Even if we seek out products free of toxic substances, it can be difficult to keep up with the chemical industry and the science on its detrimental impacts. This can also make it easy for companies to “greenwash” their products to take advantage of our desire for healthier products. This was demonstrated when replacements for known EDC Bisphenol A (BPA) were eventually found to be just as hazardous as their predecessor. In 2006, as a result of pressure from citizens and community organizations including BCAQc, Canada introduced new legislation which made companies begin printing ingredient lists on body products. However, companies still do not have to report the ingredients in their “fragrance” (considered by law to be a trade secret) which is often a complex mixture of undisclosed chemicals and EDCs. By making our own products with natural ingredients, we can be sure of each substance our product contains.
We DIY to protect Our Environment
The health of the environment is intimately connected to the health of our bodies, so the impacts of toxic substances in body products resonate throughout the planet. To see the devastating impacts of EDCs on the health of our natural world, we don’t need to look further than the fish who are exposed to toxicants which flow from our bathrooms to our lakes and rivers. Fish populations across Canada are struggling to reproduce as male fish are born intersex due to hormone complications from high levels of EDCs contaminating our waterways. Just like the microbeads which have already found their way from our facial cleansers to our food systems: fish being sold in supermarkets have been found to be polluted with high levels of these microplastic exfoliators. Not only does this raise concerns about the unanticipated impacts EDCs can have on human health, it makes confronting toxic substances a pressing issue to ensure the future of our planet as well.
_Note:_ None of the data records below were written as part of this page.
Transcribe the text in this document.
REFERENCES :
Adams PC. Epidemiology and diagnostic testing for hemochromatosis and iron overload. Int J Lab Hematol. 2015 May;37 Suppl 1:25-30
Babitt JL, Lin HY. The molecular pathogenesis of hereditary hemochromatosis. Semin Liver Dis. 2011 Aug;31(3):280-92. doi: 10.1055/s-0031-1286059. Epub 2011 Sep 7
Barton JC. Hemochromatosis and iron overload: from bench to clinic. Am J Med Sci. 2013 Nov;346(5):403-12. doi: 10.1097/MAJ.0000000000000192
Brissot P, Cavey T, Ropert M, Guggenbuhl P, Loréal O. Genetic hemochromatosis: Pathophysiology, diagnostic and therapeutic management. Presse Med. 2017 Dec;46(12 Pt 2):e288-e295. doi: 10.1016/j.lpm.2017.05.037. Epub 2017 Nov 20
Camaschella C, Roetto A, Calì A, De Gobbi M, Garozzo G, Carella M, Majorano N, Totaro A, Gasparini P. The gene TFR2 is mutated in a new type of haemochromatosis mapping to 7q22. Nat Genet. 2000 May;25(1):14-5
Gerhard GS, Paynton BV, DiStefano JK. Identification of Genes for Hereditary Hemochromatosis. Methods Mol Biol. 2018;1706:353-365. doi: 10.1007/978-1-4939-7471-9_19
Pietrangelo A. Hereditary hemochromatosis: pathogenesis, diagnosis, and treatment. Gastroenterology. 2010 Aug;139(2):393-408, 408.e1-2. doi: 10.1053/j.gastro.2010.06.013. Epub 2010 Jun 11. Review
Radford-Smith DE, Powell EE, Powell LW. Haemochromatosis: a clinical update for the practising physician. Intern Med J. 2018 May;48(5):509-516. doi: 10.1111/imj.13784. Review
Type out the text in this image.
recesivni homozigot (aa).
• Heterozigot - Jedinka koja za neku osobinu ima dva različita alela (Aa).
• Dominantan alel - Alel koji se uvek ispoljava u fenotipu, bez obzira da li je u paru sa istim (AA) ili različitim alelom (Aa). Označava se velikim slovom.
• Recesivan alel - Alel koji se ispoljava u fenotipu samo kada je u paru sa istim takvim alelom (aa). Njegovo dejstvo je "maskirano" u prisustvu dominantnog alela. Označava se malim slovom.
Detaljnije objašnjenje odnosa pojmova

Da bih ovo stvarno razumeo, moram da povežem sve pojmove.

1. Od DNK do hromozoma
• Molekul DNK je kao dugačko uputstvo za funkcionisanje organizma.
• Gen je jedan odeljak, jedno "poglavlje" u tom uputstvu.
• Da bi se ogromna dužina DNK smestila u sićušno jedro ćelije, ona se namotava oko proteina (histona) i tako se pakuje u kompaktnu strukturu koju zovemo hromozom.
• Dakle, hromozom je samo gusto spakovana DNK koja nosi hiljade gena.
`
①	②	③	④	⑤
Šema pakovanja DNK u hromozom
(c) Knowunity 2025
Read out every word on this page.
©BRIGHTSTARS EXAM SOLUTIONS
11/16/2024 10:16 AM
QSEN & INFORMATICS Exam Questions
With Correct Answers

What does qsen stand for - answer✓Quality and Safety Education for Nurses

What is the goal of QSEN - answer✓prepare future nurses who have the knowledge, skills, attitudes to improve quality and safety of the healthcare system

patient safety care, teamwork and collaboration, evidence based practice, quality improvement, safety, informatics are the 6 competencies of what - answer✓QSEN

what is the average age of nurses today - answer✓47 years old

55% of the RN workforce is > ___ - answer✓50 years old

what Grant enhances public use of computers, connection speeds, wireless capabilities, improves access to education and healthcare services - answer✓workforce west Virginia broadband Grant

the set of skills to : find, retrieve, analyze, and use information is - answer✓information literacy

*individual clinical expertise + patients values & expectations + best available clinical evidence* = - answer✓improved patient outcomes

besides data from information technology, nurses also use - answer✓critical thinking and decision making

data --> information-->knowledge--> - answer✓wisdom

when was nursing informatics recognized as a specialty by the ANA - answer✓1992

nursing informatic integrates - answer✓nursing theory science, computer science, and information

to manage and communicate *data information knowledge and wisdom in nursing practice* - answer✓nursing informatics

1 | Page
We DIY to Vote with Our Dollars
Making our own products is a rejection of these toxic systems. With just a few inexpensive ingredients, we can make our own products and refuse to be complicit in these systems by buying products that fail our health and our environment. We can issue a clear “no thank you” to corporate pink washing which appropriates breast cancer awareness to sell products containing ingredients linked to causing breast cancer in the first place. We can reject companies who market make-up to toddlers with no regard for the health impacts of toxic substances on children. Though it’s an imperfect solution, making our own products allows us to take a small bit of power back into our hands by refusing to purchase toxic products. Our everyday exposure to toxic substances can feel like another wicked environmental issue of the 21st century, but our personal care products are one field where we can take power back into our own hands and do something about it.
We DIY because we all have the power to make environmental changes in our lives. Sharing practical, accessible knowledge can help us make environmentally healthy choices for ourselves and our planet in the face of an overwhelming global environmental crises. While it’s easy to feel powerless, focusing on the small changes we can all make in the products we use can add up to big changes for the health of our communities and our environments.